[MAP543 Database Management] Final project
Authors
The Dijkstra algorithm is an algorithm that enables to find the shortest/lowest-cost path between two nodes in a graph. In its more common variant, it allows to compute a shortest path tree, i.e. the shortest paths to a source node for each node of the graph. Distance can be considered as the number of hops between nodes or as the sum of the weights/costs of the edges between nodes. It is a restricted application of the best-first search algorithm.
The idea of the algorithm is to iteratively compute each graph node’s distance to the source node, and stop when all nodes have been visited. At each iteration, starting from the source node, each children distance to the selected node is updated with (parent distance + parent-child distance). The node selection is done according to the lowest distance to the previously selected node.

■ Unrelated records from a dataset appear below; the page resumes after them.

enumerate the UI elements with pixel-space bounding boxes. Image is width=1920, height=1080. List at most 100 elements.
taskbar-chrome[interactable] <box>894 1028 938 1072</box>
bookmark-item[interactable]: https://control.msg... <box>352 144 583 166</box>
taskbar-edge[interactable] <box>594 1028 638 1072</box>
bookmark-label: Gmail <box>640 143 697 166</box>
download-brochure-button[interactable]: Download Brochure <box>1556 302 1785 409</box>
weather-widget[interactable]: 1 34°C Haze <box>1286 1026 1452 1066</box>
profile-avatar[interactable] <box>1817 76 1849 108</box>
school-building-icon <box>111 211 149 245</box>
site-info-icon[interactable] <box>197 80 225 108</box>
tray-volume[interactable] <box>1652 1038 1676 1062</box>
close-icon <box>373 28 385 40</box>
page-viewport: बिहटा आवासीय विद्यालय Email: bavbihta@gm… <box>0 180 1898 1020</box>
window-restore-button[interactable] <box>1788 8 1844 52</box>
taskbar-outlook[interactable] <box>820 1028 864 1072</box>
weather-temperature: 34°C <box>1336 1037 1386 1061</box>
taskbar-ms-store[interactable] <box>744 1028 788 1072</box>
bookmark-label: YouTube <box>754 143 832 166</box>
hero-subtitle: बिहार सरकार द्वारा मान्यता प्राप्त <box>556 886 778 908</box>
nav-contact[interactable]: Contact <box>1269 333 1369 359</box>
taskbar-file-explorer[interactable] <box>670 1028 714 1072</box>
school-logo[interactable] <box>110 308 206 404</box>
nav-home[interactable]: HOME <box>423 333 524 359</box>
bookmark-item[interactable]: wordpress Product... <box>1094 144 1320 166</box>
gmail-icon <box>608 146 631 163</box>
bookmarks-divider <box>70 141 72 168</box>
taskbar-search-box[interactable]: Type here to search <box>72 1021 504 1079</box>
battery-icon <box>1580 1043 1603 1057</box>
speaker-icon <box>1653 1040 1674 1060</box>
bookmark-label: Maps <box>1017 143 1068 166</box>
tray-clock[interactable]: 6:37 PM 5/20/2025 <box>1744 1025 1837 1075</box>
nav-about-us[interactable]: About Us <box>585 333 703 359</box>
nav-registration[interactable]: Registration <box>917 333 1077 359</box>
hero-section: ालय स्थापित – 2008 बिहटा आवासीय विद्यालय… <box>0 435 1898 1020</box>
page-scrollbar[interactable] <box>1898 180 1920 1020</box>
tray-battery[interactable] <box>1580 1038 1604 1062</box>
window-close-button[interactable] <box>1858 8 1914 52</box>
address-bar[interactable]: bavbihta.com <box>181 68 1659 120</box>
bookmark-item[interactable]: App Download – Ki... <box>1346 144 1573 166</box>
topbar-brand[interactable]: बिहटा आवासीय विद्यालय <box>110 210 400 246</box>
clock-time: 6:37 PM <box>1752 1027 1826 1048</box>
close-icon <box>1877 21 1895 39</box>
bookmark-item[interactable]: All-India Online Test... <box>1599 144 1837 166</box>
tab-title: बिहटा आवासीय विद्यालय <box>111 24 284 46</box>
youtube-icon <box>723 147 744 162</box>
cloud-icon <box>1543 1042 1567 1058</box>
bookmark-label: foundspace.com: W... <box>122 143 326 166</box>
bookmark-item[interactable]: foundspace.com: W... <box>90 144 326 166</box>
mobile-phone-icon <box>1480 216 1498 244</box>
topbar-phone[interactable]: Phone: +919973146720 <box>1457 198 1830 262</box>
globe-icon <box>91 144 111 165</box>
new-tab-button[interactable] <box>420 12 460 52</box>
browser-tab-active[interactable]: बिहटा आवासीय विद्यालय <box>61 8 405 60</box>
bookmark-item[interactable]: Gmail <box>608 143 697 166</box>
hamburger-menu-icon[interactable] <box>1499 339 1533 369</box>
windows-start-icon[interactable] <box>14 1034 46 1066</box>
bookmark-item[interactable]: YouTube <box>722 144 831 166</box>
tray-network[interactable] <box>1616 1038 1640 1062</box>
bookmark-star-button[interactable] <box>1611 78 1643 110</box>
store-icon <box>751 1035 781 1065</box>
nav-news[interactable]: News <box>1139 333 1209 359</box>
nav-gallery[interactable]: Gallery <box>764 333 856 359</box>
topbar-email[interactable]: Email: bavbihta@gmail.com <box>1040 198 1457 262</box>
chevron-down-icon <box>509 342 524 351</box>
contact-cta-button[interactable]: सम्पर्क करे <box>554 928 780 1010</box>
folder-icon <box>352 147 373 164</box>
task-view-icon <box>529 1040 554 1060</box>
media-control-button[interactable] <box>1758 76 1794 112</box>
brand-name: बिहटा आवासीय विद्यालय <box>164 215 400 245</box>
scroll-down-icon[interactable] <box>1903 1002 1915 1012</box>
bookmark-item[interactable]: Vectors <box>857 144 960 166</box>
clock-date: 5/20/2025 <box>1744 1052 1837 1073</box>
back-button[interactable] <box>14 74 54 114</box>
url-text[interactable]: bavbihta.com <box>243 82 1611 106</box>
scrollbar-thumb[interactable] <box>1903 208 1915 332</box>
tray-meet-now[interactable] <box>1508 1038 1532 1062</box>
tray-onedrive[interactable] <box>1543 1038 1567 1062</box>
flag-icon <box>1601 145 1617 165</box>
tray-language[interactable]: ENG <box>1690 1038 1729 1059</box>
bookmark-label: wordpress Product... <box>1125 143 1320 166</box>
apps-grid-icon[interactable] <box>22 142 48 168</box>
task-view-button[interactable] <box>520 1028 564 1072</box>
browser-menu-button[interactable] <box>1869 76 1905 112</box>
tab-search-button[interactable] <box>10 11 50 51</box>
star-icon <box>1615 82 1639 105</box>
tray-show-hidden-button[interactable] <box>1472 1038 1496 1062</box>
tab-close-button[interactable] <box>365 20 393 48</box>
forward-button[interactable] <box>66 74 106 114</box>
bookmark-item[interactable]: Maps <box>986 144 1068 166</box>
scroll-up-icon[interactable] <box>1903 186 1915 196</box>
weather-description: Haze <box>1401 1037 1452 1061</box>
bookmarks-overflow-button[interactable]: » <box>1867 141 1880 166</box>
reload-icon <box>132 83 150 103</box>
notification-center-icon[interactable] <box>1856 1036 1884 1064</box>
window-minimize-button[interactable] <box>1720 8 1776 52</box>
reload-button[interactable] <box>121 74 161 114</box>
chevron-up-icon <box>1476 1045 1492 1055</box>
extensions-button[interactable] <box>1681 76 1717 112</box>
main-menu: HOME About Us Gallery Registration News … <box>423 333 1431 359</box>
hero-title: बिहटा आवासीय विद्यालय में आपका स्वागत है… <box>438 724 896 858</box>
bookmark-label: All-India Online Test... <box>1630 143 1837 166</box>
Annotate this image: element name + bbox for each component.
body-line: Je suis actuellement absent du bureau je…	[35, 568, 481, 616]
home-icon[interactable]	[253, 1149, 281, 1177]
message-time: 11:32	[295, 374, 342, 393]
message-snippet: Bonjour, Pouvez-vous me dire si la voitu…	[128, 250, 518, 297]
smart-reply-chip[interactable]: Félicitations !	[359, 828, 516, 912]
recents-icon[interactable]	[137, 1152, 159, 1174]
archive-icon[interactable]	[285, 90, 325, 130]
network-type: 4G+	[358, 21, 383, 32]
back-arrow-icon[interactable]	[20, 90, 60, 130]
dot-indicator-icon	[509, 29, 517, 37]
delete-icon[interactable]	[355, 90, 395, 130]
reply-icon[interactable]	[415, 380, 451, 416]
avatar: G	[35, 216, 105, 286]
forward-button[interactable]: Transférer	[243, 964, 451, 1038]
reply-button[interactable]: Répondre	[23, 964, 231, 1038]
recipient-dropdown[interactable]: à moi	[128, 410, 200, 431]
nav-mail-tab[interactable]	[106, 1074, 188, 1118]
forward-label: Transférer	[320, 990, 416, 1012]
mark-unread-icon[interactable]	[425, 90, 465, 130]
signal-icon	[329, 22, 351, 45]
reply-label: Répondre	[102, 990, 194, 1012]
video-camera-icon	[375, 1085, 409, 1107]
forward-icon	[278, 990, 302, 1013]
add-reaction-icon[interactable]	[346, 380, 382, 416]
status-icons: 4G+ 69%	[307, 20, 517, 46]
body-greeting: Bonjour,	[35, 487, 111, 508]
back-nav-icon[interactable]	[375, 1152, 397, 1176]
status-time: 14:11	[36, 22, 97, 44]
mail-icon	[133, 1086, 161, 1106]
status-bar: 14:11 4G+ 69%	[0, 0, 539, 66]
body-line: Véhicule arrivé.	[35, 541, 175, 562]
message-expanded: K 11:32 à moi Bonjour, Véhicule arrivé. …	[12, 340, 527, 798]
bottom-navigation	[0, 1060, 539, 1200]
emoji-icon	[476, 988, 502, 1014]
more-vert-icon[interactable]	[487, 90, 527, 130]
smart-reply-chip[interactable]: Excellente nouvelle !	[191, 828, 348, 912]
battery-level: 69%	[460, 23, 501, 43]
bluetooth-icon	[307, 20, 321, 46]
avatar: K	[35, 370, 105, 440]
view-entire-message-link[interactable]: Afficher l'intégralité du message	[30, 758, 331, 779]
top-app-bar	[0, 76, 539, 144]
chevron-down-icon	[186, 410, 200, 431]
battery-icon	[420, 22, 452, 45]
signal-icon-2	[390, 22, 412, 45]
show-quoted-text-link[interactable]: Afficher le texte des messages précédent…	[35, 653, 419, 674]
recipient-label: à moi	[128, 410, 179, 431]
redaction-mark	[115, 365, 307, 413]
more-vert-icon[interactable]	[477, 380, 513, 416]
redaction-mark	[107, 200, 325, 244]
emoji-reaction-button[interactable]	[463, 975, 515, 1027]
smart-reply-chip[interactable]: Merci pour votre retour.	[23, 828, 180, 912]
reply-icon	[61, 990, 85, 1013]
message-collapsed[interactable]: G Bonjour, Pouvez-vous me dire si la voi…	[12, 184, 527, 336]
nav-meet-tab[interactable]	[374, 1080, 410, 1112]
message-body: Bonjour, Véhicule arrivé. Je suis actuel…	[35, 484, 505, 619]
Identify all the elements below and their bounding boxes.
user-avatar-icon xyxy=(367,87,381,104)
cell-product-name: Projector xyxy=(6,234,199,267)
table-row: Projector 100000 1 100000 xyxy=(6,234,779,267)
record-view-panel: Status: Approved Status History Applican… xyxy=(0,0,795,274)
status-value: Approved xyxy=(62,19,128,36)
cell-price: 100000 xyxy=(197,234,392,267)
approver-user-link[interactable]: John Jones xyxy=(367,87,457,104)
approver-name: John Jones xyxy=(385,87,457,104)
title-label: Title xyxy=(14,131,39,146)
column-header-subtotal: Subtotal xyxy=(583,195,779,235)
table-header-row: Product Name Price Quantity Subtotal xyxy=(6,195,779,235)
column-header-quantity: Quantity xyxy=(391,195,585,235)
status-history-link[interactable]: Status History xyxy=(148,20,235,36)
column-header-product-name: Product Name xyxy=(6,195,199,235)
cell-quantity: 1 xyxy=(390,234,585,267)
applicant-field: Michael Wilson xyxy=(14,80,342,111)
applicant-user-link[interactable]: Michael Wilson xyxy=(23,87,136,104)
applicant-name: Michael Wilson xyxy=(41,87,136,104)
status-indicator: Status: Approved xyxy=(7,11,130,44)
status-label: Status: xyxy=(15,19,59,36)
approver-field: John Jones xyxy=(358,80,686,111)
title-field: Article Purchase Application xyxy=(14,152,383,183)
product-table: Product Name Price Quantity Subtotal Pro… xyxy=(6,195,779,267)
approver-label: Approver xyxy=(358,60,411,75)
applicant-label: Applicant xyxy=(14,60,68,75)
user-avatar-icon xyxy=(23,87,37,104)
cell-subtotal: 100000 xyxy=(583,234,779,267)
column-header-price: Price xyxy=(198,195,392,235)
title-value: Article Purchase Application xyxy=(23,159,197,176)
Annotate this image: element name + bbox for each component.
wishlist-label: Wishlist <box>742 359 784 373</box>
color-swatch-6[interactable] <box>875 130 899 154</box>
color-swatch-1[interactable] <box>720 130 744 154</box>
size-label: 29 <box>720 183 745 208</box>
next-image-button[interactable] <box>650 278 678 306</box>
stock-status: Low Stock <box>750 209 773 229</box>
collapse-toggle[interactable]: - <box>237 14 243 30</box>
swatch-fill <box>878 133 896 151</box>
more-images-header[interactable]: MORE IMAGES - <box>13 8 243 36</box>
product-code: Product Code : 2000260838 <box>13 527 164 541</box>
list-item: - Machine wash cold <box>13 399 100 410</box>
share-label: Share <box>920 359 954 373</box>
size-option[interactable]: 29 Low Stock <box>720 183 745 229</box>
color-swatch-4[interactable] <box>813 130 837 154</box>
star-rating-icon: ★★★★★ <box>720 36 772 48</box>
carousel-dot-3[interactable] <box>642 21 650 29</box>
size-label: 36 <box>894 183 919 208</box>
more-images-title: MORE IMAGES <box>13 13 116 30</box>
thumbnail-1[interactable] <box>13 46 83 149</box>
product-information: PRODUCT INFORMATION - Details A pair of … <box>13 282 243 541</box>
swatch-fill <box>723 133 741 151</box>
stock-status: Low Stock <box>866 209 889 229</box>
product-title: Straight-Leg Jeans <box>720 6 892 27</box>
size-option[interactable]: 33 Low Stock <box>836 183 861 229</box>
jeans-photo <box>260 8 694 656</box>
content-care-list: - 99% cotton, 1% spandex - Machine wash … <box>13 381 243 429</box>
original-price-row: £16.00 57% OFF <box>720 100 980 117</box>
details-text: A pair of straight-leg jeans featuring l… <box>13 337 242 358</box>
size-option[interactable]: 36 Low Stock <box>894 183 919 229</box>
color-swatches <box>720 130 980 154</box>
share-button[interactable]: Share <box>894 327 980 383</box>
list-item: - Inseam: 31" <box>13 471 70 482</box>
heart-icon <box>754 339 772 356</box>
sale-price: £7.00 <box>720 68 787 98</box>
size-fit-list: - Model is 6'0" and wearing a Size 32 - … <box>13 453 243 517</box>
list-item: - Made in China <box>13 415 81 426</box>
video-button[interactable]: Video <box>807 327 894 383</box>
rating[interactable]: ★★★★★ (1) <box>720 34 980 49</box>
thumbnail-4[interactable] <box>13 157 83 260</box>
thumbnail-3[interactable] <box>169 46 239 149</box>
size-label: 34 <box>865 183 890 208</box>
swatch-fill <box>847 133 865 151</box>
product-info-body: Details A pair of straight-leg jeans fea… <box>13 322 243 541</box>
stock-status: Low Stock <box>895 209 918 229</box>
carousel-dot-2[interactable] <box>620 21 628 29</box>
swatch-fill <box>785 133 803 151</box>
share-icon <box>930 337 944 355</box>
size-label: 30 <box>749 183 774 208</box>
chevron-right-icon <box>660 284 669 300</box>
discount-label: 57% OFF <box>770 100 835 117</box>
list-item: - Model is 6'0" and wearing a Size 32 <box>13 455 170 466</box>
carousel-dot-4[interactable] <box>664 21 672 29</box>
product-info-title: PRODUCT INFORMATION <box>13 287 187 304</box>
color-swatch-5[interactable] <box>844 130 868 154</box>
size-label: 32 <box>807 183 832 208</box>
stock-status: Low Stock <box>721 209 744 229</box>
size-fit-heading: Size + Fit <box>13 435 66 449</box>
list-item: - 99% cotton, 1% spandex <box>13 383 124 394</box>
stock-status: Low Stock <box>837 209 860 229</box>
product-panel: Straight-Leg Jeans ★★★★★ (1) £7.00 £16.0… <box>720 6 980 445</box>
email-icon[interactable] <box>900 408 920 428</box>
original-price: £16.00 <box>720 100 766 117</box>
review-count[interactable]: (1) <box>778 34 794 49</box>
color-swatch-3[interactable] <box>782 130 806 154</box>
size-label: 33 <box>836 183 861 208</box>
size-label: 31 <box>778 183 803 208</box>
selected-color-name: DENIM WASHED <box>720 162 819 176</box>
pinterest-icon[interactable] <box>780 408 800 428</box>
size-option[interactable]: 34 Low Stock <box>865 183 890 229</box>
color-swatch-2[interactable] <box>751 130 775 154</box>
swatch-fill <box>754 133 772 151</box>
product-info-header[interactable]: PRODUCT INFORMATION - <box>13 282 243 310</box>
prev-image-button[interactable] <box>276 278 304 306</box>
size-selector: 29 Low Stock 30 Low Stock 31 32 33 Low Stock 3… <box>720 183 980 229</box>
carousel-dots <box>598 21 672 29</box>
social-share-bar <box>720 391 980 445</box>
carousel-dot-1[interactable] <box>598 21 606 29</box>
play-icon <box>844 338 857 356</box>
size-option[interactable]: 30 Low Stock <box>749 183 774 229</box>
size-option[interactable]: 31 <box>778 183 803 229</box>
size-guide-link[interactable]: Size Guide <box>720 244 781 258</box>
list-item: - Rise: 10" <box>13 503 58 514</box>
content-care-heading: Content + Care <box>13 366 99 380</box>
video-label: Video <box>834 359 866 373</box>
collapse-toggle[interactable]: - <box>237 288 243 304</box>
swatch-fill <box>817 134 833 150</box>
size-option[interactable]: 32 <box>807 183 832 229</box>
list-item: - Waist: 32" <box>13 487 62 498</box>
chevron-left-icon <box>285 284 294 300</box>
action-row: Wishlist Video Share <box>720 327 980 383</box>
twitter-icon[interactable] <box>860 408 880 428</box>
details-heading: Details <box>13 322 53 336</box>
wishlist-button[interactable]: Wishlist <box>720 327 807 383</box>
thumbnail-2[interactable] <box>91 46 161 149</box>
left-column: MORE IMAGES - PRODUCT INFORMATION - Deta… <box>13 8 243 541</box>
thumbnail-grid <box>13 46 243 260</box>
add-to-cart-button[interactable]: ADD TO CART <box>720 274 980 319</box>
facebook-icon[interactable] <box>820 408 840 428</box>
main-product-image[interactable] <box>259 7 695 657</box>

- twitter-formatted.txt : formatted Twitter graph data from the SNAP Project
Generated graph data where nodes may not have outgoing vertices
- shallow-weighted-graph-1000.txt
- shallow-weighted-graph-10000.txt
- shallow-weighted-graph-100000.txt
Generated complete graph data
- weighted-graph-1000.txt
- weighted-graph-10000.txt
- weighted-graph-100000.txt
cd mapreduce
cat my-preprocessed-graph.txt | ./mapper.py | sort -k1n | ./reducer.py > step1.txt
./launch_local.sh <my-graph-file> [-v]
It performs unlimited iterations. Convergence is detected if the sum of distances between all nodes and the source node stops decreasing in iteration n+1
- Input folder : input/
- Contains input graph or the reducer output of the last iteration
- Output folder : output/
hadoop jar /usr/lib/hadoop-mapreduce/hadoop-streaming.jar \
-D mapreduce.job.output.key.comparator.class=org.apache.hadoop.mapred.lib.KeyFieldBasedComparator \
-D mapreduce.partition.keycomparator.options=-n \
-input /user/hadoop/input -output /user/hadoop/output \
-file mapreduce/mapper.py -mapper mapreduce/mapper.py \
-file mapreduce/reducer.py -reducer mapreduce/reducer.py
./launch_hadoop.sh <hdfs-input-path> <hdfs-output-path> <local-mapper-path> <local-reducer-path> [nb_iterations]